Megachurch pastor John Ortberg kept a family member’s attraction to children secret. Then his son blew the whistle.

COLUMBIA (MO)
Religion News Service

July 6, 2020

By Bob Smietana

Megachurch pastor John Ortberg kept a family member’s attraction to children secret. Then his son blew the whistle.

In the summer of 2018, a volunteer at Menlo Church came to the Rev.
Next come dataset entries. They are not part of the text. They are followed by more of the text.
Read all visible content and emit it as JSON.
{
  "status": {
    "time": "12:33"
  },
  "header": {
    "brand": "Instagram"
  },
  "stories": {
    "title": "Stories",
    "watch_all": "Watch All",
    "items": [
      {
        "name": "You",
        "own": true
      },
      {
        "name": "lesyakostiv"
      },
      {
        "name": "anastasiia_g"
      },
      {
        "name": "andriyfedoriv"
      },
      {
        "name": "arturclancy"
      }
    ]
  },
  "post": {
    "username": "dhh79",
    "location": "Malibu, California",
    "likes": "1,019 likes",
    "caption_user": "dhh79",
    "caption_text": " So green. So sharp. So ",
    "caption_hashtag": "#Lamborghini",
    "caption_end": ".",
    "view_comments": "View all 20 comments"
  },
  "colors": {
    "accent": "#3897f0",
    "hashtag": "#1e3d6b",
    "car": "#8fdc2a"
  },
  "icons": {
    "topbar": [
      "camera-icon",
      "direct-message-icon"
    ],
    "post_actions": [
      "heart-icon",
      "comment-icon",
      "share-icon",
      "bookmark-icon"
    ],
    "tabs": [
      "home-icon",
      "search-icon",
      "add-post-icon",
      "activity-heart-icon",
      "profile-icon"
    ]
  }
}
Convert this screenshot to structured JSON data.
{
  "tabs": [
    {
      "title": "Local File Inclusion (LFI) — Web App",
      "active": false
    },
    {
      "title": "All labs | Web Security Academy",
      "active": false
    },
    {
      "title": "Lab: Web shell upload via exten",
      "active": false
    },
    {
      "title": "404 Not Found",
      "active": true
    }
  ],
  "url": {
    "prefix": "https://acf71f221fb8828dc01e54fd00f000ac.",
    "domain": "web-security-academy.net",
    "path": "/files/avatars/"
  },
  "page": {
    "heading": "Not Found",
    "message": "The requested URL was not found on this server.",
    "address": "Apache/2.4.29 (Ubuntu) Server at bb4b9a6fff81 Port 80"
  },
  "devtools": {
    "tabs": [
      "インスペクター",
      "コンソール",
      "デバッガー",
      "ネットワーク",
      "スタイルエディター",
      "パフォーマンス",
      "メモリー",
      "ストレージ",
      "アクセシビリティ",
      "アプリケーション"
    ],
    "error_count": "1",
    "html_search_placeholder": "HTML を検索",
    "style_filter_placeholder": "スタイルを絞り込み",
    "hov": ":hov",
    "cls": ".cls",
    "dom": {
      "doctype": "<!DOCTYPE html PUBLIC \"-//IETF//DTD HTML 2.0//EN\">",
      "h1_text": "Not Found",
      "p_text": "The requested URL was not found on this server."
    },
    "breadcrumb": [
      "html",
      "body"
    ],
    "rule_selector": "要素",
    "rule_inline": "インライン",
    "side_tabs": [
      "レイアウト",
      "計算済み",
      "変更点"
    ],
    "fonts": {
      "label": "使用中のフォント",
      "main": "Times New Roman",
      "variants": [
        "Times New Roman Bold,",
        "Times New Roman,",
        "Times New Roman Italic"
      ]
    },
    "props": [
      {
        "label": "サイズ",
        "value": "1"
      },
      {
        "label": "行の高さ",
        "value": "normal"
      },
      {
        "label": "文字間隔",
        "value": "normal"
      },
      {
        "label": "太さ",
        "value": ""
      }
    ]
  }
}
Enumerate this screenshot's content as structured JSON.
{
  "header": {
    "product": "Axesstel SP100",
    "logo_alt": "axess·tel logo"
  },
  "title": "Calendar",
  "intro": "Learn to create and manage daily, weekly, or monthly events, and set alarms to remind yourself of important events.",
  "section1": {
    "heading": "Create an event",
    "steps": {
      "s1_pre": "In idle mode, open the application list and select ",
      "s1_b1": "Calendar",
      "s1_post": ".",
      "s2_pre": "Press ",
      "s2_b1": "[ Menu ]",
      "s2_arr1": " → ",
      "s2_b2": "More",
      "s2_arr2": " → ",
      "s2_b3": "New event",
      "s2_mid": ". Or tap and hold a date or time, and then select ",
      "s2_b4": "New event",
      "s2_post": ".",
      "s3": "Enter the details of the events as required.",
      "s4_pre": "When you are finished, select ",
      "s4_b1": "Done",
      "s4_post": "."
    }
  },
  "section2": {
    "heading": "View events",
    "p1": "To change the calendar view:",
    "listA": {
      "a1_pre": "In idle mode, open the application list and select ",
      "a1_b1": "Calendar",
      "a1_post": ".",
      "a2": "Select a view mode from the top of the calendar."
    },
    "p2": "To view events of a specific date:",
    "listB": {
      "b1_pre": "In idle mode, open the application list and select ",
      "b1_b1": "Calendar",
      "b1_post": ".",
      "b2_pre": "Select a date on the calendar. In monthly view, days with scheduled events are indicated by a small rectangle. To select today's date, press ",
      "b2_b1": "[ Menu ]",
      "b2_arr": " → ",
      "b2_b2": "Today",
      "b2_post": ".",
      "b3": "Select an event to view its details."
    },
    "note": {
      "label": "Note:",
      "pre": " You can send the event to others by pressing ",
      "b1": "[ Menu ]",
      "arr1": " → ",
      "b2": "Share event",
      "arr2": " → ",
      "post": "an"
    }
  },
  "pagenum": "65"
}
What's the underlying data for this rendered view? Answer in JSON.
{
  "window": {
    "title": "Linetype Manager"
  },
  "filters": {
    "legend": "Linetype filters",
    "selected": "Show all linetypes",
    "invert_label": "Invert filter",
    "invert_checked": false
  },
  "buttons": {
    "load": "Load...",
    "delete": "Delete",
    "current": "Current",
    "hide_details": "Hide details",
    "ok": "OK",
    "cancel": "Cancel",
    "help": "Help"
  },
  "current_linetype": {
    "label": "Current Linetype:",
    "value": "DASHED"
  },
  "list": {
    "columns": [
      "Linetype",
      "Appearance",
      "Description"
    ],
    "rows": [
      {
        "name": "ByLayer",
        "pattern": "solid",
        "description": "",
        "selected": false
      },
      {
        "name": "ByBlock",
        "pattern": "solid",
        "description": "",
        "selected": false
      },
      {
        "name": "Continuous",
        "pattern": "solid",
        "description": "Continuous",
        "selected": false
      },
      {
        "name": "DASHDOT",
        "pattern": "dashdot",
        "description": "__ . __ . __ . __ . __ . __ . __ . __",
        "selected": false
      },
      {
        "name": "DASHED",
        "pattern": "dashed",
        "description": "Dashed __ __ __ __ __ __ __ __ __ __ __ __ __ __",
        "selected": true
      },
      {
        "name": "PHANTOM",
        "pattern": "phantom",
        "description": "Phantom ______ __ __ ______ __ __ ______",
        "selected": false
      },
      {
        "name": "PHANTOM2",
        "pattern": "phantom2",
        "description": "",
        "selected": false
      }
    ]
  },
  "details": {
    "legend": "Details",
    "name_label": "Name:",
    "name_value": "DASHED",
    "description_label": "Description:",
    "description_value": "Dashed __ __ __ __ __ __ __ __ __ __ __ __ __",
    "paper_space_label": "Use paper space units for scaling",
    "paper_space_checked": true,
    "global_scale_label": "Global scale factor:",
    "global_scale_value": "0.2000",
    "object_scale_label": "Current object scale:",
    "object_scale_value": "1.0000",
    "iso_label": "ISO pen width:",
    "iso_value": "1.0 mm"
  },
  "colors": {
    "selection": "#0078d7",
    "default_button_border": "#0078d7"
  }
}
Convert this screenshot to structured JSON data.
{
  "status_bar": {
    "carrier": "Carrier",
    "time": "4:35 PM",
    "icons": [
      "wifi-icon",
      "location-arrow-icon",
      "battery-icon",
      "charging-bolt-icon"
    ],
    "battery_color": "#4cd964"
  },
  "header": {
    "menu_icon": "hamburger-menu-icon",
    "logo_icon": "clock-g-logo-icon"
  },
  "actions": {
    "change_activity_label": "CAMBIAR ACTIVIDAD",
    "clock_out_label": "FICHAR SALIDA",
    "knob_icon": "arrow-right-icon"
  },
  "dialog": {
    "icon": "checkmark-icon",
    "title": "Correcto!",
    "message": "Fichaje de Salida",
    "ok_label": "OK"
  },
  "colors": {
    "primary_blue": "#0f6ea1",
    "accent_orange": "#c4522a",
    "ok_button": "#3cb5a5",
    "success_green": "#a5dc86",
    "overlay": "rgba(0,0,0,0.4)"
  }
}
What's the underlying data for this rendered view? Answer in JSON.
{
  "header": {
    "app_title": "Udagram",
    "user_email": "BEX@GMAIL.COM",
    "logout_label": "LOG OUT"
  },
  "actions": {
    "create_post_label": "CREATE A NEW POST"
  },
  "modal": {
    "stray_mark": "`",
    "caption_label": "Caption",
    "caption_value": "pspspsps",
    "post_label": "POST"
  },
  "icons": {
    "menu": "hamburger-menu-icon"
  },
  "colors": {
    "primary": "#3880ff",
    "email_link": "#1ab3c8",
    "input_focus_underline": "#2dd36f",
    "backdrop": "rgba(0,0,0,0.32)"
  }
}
John Ortberg seeking help.

The congregation member, who volunteered with youth and children at the Bay area megachurch and in the community, had been experiencing “an unwanted thought pattern of attraction to minors” and needed the pastor’s support.

After hearing this admission, Ortberg asked if the volunteer had ever acted on that attraction.

The volunteer said no.

Once Ortberg was convinced the volunteer was telling the truth and was not a danger to others, he prayed for the person and offered a referral for counseling and then allowed the volunteer to continue working with children.

In what Menlo Church’s elders would later call “poor judgment” and a betrayal of trust, the megachurch pastor did not notify the church’s staff of the volunteer’s admitted attraction to minors.

He did not notify the church’s elder board.

He did not suggest the volunteer stop working with children – in fact, the pastor and his family encouraged the volunteer in his work as a coach of an Ultimate Frisbee team for high school students.

Instead, Ortberg, the lead pastor of Menlo, kept what he had learned about the volunteer secret from his congregation.

Especially the volunteer’s name: John “Johnny” Ortberg III, the pastor’s youngest son.

But nothing in a church or in a family stays hidden forever.